Two Azerbaijani activists have gone on a hunger strike to protest the lack of education in their mother tongue in Iran that has a sizeable population of Azerbaijani Turks.
Both activists – Alireza Farshi and Abbas Lesani – are serving lenghty terms in prisons in Iran and are active advocates of wider usesage of the Azerbaijani Turks language in that country.
Alireza Farshi published a letter on October 11 announcing the start of a three-day hunger strike to protest against problems such as the lack of education in the Azerbaijani language, racial discrimination, and injustice against Iranian Azerbaijanis.
Farshi was sentenced to four years in prison term on charges of “propaganda against the Iran government” and “organizing a meeting in opposition to the Iran government”, in late 2019. It should be noted that while in custody, Alireza Farshi was injured in his eyes and was sent on a three-day medical leave from Grand Tehran Prison on May 7, 2020. However, despite the ophthalmologist’s insistence that urgent eye surgery was required, the prison authorities refused to extend his leave
Another Azerbaijani human rights activist Abbas Lesani also started a hunger strike in support of Farshi in Ardabil prison.
Abbas Lesani is a famous rights activist who has been advocating for constitutional rights of Azerbaijani Turks in Iran, including the right to use mother tongue.

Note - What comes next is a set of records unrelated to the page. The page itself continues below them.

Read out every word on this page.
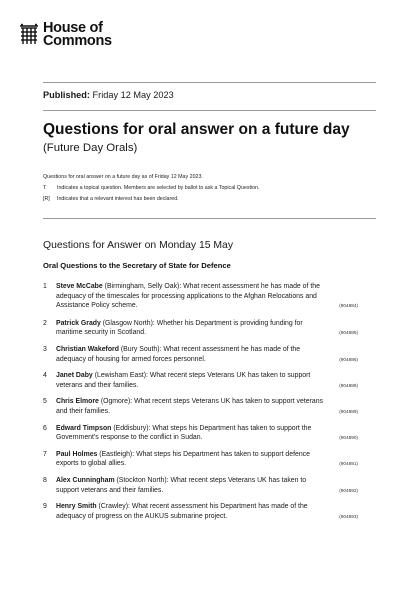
House of
Commons
Published: Friday 12 May 2023
Questions for oral answer on a future day
(Future Day Orals)
Questions for oral answer on a future day as of Friday 12 May 2023.
T	Indicates a topical question. Members are selected by ballot to ask a Topical Question.
[R]	Indicates that a relevant interest has been declared.
Questions for Answer on Monday 15 May
Oral Questions to the Secretary of State for Defence
1	Steve McCabe (Birmingham, Selly Oak): What recent assessment he has made of the adequacy of the timescales for processing applications to the Afghan Relocations and Assistance Policy scheme.	(904884)
2	Patrick Grady (Glasgow North): Whether his Department is providing funding for maritime security in Scotland.	(904885)
3	Christian Wakeford (Bury South): What recent assessment he has made of the adequacy of housing for armed forces personnel.	(904886)
4	Janet Daby (Lewisham East): What recent steps Veterans UK has taken to support veterans and their families.	(904888)
5	Chris Elmore (Ogmore): What recent steps Veterans UK has taken to support veterans and their families.	(904889)
6	Edward Timpson (Eddisbury): What steps his Department has taken to support the Government's response to the conflict in Sudan.	(904890)
7	Paul Holmes (Eastleigh): What steps his Department has taken to support defence exports to global allies.	(904891)
8	Alex Cunningham (Stockton North): What recent steps Veterans UK has taken to support veterans and their families.	(904892)
9	Henry Smith (Crawley): What recent assessment his Department has made of the adequacy of progress on the AUKUS submarine project.	(904893)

Announced a “prisoner of conscience” by Amnesty International, Lesani was sentenced to 15-year jail term in 2019 on trumped-up charges, including on charges including “spreading propaganda against the system”. He has held several hunger strikes in the Ardabil Prison where he has been held since 2019.
Lesani is the author of the book “Ozgurluk Harayi” (Shout for Freedom), which includes a collection of articles, speeches, poems, interviews, and his letters from prison that has been published by Azerbaijani activists.
The usage of mother tongue, namely the right to receive education in this language, has been a central issue for Azerbaijani Turks who comprise at leaest one third of Iran’s populatin of roughly 84 million people.